The House Finance Committee will also hear testimony on H.7437 which would allow for internet lottery sales. This initiative is particularly problematic for those businesses that sell lottery tickets as a part of their marketing strategy. These business entities also ensure that age requirements are met for the legal purchase of tickets, and that the sales are remitted to the state. The state of Georgia passed legislation allowing online lottery sales and found an off-shore company doing business under a name similar to its own state website.
On Thursday, the House Committee on Municipal Government will take testimony on H.8177 (Reps. Maldonado, McLaughlin, Barros, Tobon, and Edwards) in Room 205. H.8177 was just introduced last week – the link can be found below in the new filed bills section of UTD. H.8177 changes the definition of residential property under the City’s 3 class tier tax system. The current definition includes all property fit for human habitation of 1 or more units. The new proposed definition changes the qualifications to: “(A) Owner-occupied dwellings of no more than five (5) units; (B) Non owner-occupied dwellings of no more than five (5) units including properties for mixed use as residential and commercial properties; and (C) Units or dwellings with six (6) or more units.”

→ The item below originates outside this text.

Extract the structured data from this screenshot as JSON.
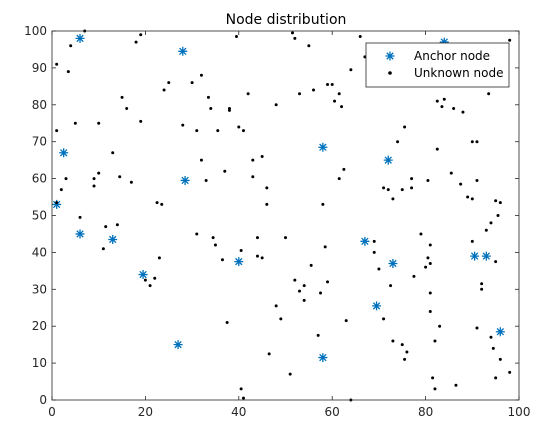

As stated in last week’s UTD, anyone wishing to run for office must file a Declaration of Candidacy Form with the Local Board of Canvassers in the City or Town in which you reside. Forms can be filed June 24th, 25th or 26th. Rep. Hearn of Barrington does not plan to run for re-election. Of course, Rep. Rugenberg from Providence will not be running for State Representative as he has declared for the Lt. Governor’s race so that seat will be open. And Rep. Morgan’s seat in Coventry will be open as she runs for Governor.
The following bills were filed last week:
House Bill No. 8177
BY Maldonado, McLaughlin, Barros, Tobon, Edwards
ENTITLED, AN ACT RELATING TO TAXATION -- LEVY AND ASSESSMENT OF LOCAL TAXES--CITY OF CENTRAL FALLS (Authorizes Central Falls to adopt 3 separate tax classifications of residential property consisting of tax rates: owner-occupied property of 5 units or less/dwellings of 6 units or more/non owner-occupied property of 5 units or less, including mixed use.)
House Bill No. 8179
BY McEntee, Craven
ENTITLED, AN ACT RELATING TO LABOR AND LABOR RELATIONS -- RHODE ISLAND PARENTAL AND FAMILY MEDICAL LEAVE ACT (Allows employee granted unpaid family/parental leave to substitute any accrued vacation/sick/ other appropriate leave for any part of the unpaid leave.)
House Bill No. 8182
BY Costantino, Lima, Hearn, Shekarchi, Winfield
ENTITLED, AN ACT RELATING TO PUBLIC UTILITIES AND CARRIERS -- TRANSPORTATION NETWORK COMPANY SERVICES (Limits the maximum charge imposed by the Rhode Island airport corporation to three dollars ($3.00) per trip for transportation network company services.)